The key moments for the casual reader – Hodge's adventures with the last England squad that were any good whatsoever – provide no less fresh insight, particularly during the run-up and culmination of 1990 World Cup. Gazza turns out to be the dickhead you always imagined he was, as he throws chicken wings out of the window of a hotel in Albania and laughs at the street kids who fight over them. Nigel Kennedy is drafted in to play during a team meal after the draw against Ireland. Gary Lineker bets the England squad that Bobby Robson will mention the war in this speech before the 1990 World Cup semi-final.
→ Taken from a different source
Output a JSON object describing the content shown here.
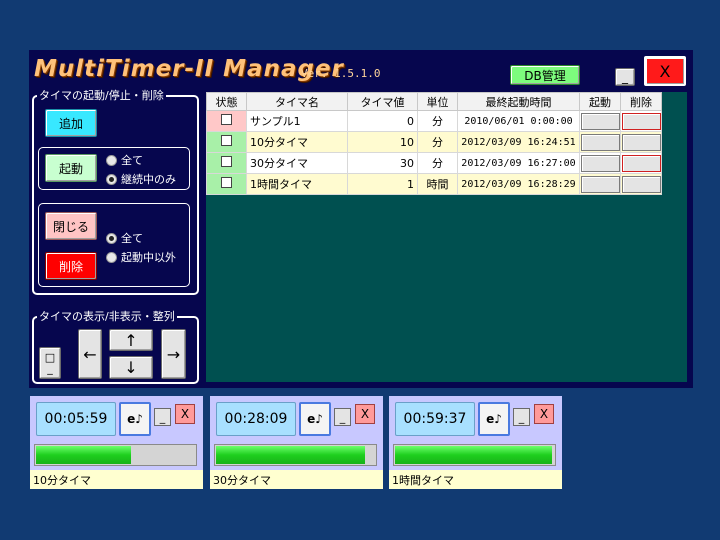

Bobby Robson mentions the war.
 
By the end of the book – as Hodge describes how he got said shirt and how it languished in a Nottinghamshire attic for nearly 20 years – you feel like you've been walked through one of the more interesting timelines of 1980s football by someone who knows how to tell the tale. It's a weird mixture of prose, diary entries and testimonials from other players – making it a bit of a Hodge-potch, if you will – but it's one of the better Forest autobiographies and a highly readable record of the pre-Premier League years.